ABSTRACT The foam generated in the CO2 flooding-produced fluids causes considerable oil and gas treatment problems, especially in the separation process. The foam in the gas-liquid separator is detrimental to the liquid level control and can also reduce the gas-liquid separating efficiency. To accelerate the defoaming process and increase the gas-liquid separating efficiency, different defoaming structures were evaluated and optimized experimentally within a horizontal separator with a gas-liquid cylindrical cyclone (GLCC) at the inlet. When the gas-phase flow is constant at 2 m3/h and the gas-liquid ratios are 0.4, 0.8, 1.2, 1.6, 2.0, and 2.4, the effects of the type, the quantity of defoaming baffles, and the spacing between defoaming baffles were investigated.
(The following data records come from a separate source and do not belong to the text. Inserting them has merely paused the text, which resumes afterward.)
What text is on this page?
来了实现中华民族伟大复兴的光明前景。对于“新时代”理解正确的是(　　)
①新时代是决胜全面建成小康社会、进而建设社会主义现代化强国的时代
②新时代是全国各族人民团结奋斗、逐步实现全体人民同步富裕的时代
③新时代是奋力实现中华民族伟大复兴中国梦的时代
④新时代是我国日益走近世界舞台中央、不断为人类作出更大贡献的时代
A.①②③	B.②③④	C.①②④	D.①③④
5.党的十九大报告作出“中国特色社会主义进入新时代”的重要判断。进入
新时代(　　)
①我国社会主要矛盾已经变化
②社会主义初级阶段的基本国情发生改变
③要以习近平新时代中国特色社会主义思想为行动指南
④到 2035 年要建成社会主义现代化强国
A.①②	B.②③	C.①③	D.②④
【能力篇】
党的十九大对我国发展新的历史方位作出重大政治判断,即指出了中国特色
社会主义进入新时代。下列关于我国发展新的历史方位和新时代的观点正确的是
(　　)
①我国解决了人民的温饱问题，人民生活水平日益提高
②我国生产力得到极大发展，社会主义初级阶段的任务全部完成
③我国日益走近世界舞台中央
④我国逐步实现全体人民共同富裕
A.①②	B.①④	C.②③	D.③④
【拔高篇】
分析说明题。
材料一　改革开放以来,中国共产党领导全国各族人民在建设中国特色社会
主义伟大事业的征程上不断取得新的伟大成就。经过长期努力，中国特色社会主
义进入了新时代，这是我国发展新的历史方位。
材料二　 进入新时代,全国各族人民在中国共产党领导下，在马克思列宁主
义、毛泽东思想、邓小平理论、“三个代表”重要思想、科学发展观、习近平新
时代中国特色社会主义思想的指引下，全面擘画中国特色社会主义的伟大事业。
The defoaming effect of the perforated folded baffle is better than that of the ordinary baffle and multi-cone baffle, reducing up to 11% of the time. With three defoaming baffles, the foam can be broken by sufficient interception and squeeze, and the defoaming effect is much better than a single baffle or two baffles, reducing up to 8% of the time. The relative increase of the defoaming distance is beneficial to the defoaming. Moreover, the defoaming effect of 120 mm spacing is better than 40 mm and 80 mm spacing, reducing up to 9% of the time.